The Ryerson University graduate was raised by a single mother who insisted he take advantage of the opportunities Canada offers.
“I worked at a bakery making hollow bread and I got a post-secondary education which can be the difference between making it and being left behind,” the married father of two daughters said. “Your lives hold the potential to achieve what your talents would allow. By applying yourself, you can make the seemingly impossible probable. Don’t be ashamed of being smart. Enjoy reading, writing and academics which is the foundation in our society that everything is built on. It’s important that you dream big and not be afraid of failure.
“If you take the time to prepare yourselves, I promise you there’s no limit to what you can accomplish.
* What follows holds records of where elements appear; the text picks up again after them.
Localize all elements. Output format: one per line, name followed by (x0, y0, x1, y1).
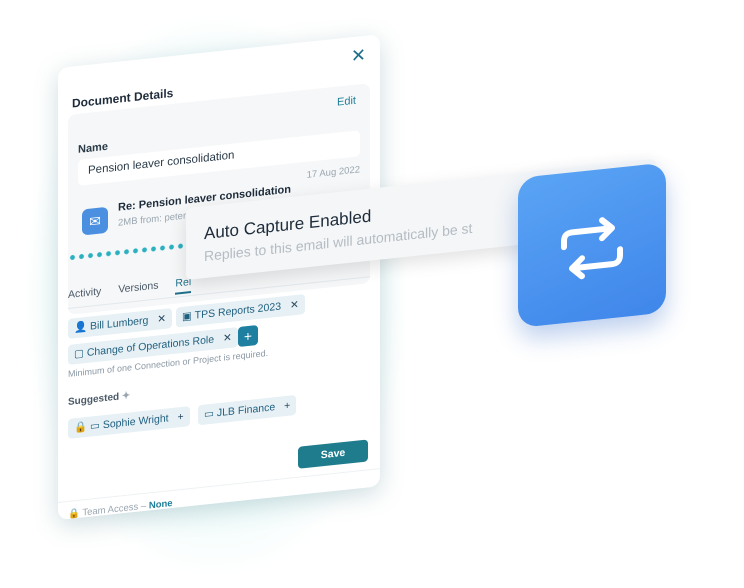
tab-activity[interactable]: Activity (68, 285, 101, 303)
chip-label: JLB Finance (216, 401, 276, 420)
remove-icon[interactable]: ✕ (157, 313, 166, 326)
add-icon[interactable]: + (284, 400, 290, 413)
edit-button[interactable]: Edit (337, 95, 356, 109)
chip-label: Bill Lumberg (90, 314, 149, 333)
lock-icon: 🔒 (74, 420, 88, 435)
sync-icon (561, 217, 623, 280)
suggested-label: Suggested ✦ (68, 390, 130, 408)
chip-label: Sophie Wright (102, 412, 169, 432)
suggested-text: Suggested (68, 391, 120, 408)
email-date: 17 Aug 2022 (306, 164, 360, 181)
folder-icon: ▣ (182, 309, 192, 323)
name-label: Name (78, 140, 108, 156)
document-details-panel: ✕ Document Details Edit Name Pension lea… (58, 34, 380, 521)
remove-icon[interactable]: ✕ (290, 299, 299, 312)
tab-versions[interactable]: Versions (118, 279, 158, 298)
close-icon[interactable]: ✕ (351, 45, 366, 67)
contact-card-icon: ▭ (204, 407, 214, 421)
add-icon[interactable]: + (178, 411, 184, 424)
person-icon: 👤 (74, 320, 88, 335)
contact-card-icon: ▭ (90, 419, 100, 433)
add-connection-button[interactable]: + (238, 324, 258, 348)
sync-tile (518, 162, 666, 328)
remove-icon[interactable]: ✕ (223, 332, 232, 345)
save-button[interactable]: Save (298, 439, 368, 469)
suggested-sophie-wright[interactable]: 🔒 ▭ Sophie Wright + (68, 406, 190, 439)
sparkle-icon: ✦ (121, 390, 131, 403)
mail-icon: ✉ (82, 206, 108, 236)
suggested-jlb-finance[interactable]: ▭ JLB Finance + (198, 394, 297, 426)
name-value: Pension leaver consolidation (88, 149, 235, 177)
chat-icon: ▢ (74, 347, 84, 361)
chip-label: TPS Reports 2023 (194, 300, 282, 322)
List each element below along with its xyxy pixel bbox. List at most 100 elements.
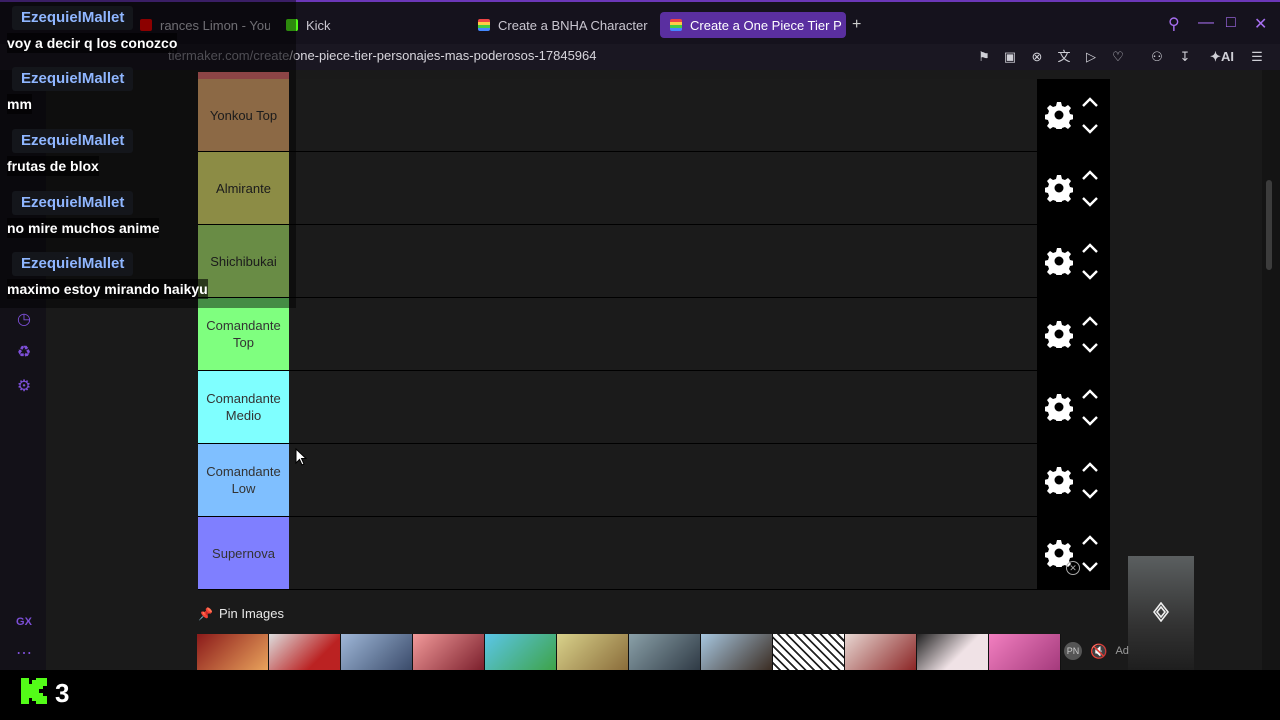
character-thumb[interactable] bbox=[485, 634, 557, 670]
character-images bbox=[197, 634, 1061, 670]
history-icon[interactable]: ◷ bbox=[14, 310, 34, 330]
scrollbar[interactable] bbox=[1262, 70, 1280, 670]
chat-message: mm bbox=[7, 94, 32, 114]
stream-bar bbox=[0, 670, 1280, 720]
ad-close-icon[interactable]: ✕ bbox=[1066, 561, 1080, 575]
menu-icon[interactable]: ☰ bbox=[1248, 48, 1266, 66]
chat-username: EzequielMallet bbox=[12, 191, 134, 215]
url-path: /one-piece-tier-personajes-mas-poderosos… bbox=[289, 48, 597, 63]
character-thumb[interactable] bbox=[629, 634, 701, 670]
move-up-icon[interactable] bbox=[1081, 315, 1099, 327]
move-up-icon[interactable] bbox=[1081, 169, 1099, 181]
tier-label[interactable]: Supernova bbox=[198, 517, 289, 589]
gear-icon[interactable] bbox=[1045, 466, 1073, 494]
tier-row[interactable]: Comandante Low bbox=[198, 444, 1037, 517]
chat-message: voy a decir q los conozco bbox=[7, 33, 178, 53]
tab-label: Create a One Piece Tier P bbox=[690, 17, 842, 33]
move-down-icon[interactable] bbox=[1081, 123, 1099, 135]
tier-label[interactable]: Comandante Low bbox=[198, 444, 289, 516]
move-down-icon[interactable] bbox=[1081, 269, 1099, 281]
character-thumb[interactable] bbox=[557, 634, 629, 670]
move-up-icon[interactable] bbox=[1081, 388, 1099, 400]
tier-row[interactable]: Comandante Medio bbox=[198, 371, 1037, 444]
tab-one-piece[interactable]: Create a One Piece Tier P bbox=[660, 12, 846, 38]
tier-label[interactable]: Comandante Medio bbox=[198, 371, 289, 443]
play-icon[interactable]: ▷ bbox=[1082, 48, 1100, 66]
move-up-icon[interactable] bbox=[1081, 242, 1099, 254]
character-thumb[interactable] bbox=[917, 634, 989, 670]
more-icon[interactable]: ⋯ bbox=[14, 644, 34, 664]
download-icon[interactable]: ↧ bbox=[1176, 48, 1194, 66]
tier-row[interactable]: Supernova bbox=[198, 517, 1037, 590]
gear-icon[interactable] bbox=[1045, 174, 1073, 202]
pin-icon: 📌 bbox=[198, 606, 213, 621]
tab-bnha[interactable]: Create a BNHA Character bbox=[468, 12, 648, 38]
viewer-count: 3 bbox=[55, 678, 70, 708]
sparkle-icon: ✦ bbox=[1210, 49, 1221, 64]
character-thumb[interactable] bbox=[197, 634, 269, 670]
chat-username: EzequielMallet bbox=[12, 67, 134, 91]
ad-video[interactable] bbox=[1128, 556, 1194, 670]
chat-message: no mire muchos anime bbox=[7, 218, 160, 238]
tier-label[interactable]: Comandante Top bbox=[198, 298, 289, 370]
tab-kick[interactable]: Kick bbox=[276, 12, 456, 38]
move-up-icon[interactable] bbox=[1081, 461, 1099, 473]
mute-icon[interactable]: 🔇 bbox=[1090, 643, 1107, 660]
close-icon[interactable]: ✕ bbox=[1254, 14, 1267, 34]
gx-icon[interactable]: GX bbox=[14, 612, 34, 632]
gear-icon[interactable] bbox=[1045, 393, 1073, 421]
chat-message: maximo estoy mirando haikyu bbox=[7, 279, 208, 299]
tier-controls bbox=[1037, 152, 1110, 225]
maximize-icon[interactable]: □ bbox=[1226, 14, 1236, 32]
tier-row[interactable]: Shichibukai bbox=[198, 225, 1037, 298]
character-thumb[interactable] bbox=[773, 634, 845, 670]
character-thumb[interactable] bbox=[701, 634, 773, 670]
move-up-icon[interactable] bbox=[1081, 534, 1099, 546]
gear-icon[interactable] bbox=[1045, 320, 1073, 348]
character-thumb[interactable] bbox=[269, 634, 341, 670]
minimize-icon[interactable]: — bbox=[1198, 14, 1214, 32]
screen: rances Limon - YouTu Kick Create a BNHA … bbox=[0, 0, 1280, 720]
move-down-icon[interactable] bbox=[1081, 561, 1099, 573]
search-icon[interactable]: ⚲ bbox=[1168, 14, 1180, 34]
translate-icon[interactable]: 文 bbox=[1055, 48, 1073, 66]
character-thumb[interactable] bbox=[413, 634, 485, 670]
scrollbar-thumb[interactable] bbox=[1266, 180, 1272, 270]
tier-controls bbox=[1037, 517, 1110, 590]
new-tab-button[interactable]: + bbox=[852, 16, 861, 34]
heart-icon[interactable]: ♡ bbox=[1109, 48, 1127, 66]
ad-controls: PN 🔇 Ad bbox=[1064, 642, 1129, 660]
gear-icon[interactable] bbox=[1045, 247, 1073, 275]
snapshot-icon[interactable]: ▣ bbox=[1001, 48, 1019, 66]
chat-username: EzequielMallet bbox=[12, 252, 134, 276]
character-thumb[interactable] bbox=[845, 634, 917, 670]
character-thumb[interactable] bbox=[341, 634, 413, 670]
tier-controls bbox=[1037, 298, 1110, 371]
ad-label: Ad bbox=[1115, 645, 1129, 657]
move-down-icon[interactable] bbox=[1081, 415, 1099, 427]
chat-message: frutas de blox bbox=[7, 156, 99, 176]
adblock-icon[interactable]: ⊗ bbox=[1028, 48, 1046, 66]
tiermaker-icon bbox=[478, 19, 490, 31]
tier-controls bbox=[1037, 371, 1110, 444]
ai-button[interactable]: ✦AI bbox=[1207, 48, 1237, 66]
move-up-icon[interactable] bbox=[1081, 96, 1099, 108]
move-down-icon[interactable] bbox=[1081, 342, 1099, 354]
settings-icon[interactable]: ⚙ bbox=[14, 377, 34, 397]
tier-row[interactable]: Yonkou Top bbox=[198, 79, 1037, 152]
tier-row[interactable]: Almirante bbox=[198, 152, 1037, 225]
profile-icon[interactable]: ⚇ bbox=[1148, 48, 1166, 66]
tab-label: Kick bbox=[306, 17, 331, 33]
chat-username: EzequielMallet bbox=[12, 6, 134, 30]
pip-icon[interactable]: PN bbox=[1064, 642, 1082, 660]
pin-images-toggle[interactable]: 📌 Pin Images bbox=[198, 606, 284, 621]
move-down-icon[interactable] bbox=[1081, 196, 1099, 208]
character-thumb[interactable] bbox=[989, 634, 1061, 670]
gear-icon[interactable] bbox=[1045, 101, 1073, 129]
tier-controls bbox=[1037, 79, 1110, 152]
move-down-icon[interactable] bbox=[1081, 488, 1099, 500]
extensions-icon[interactable]: ♻ bbox=[14, 343, 34, 363]
pin-icon[interactable]: ⚑ bbox=[975, 48, 993, 66]
mouse-cursor-icon bbox=[295, 448, 307, 466]
tier-row[interactable]: Comandante Top bbox=[198, 298, 1037, 371]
And when you achieve, I hope that you come back to the neighbourhood you were raised in and spread the message for the next generation coming up behind you.”
Migrating from Jamaica in 1976 at age seven, Drummond graduated from Runnymede Collegiate Institute as an Ontario scholar and worked part-time at City TV as a security guard on “Electric Circus” for two years before becoming a full-time staff member in 1991.
Five years ago, he joined CBC as the co-host of the News Toronto supper hour newscasts after two decades at City TV.
Last year, Drummond and fellow TV broadcaster, Marci Ien, created scholarships that will be awarded annually to two Ryerson University Radio & Television Arts program second-year students.
In his spare time, Drummond – who has lost several friends to gun violence – seizes the opportunity to attend community events and speak to young people, especially Black males, about the importance of becoming useful citizens.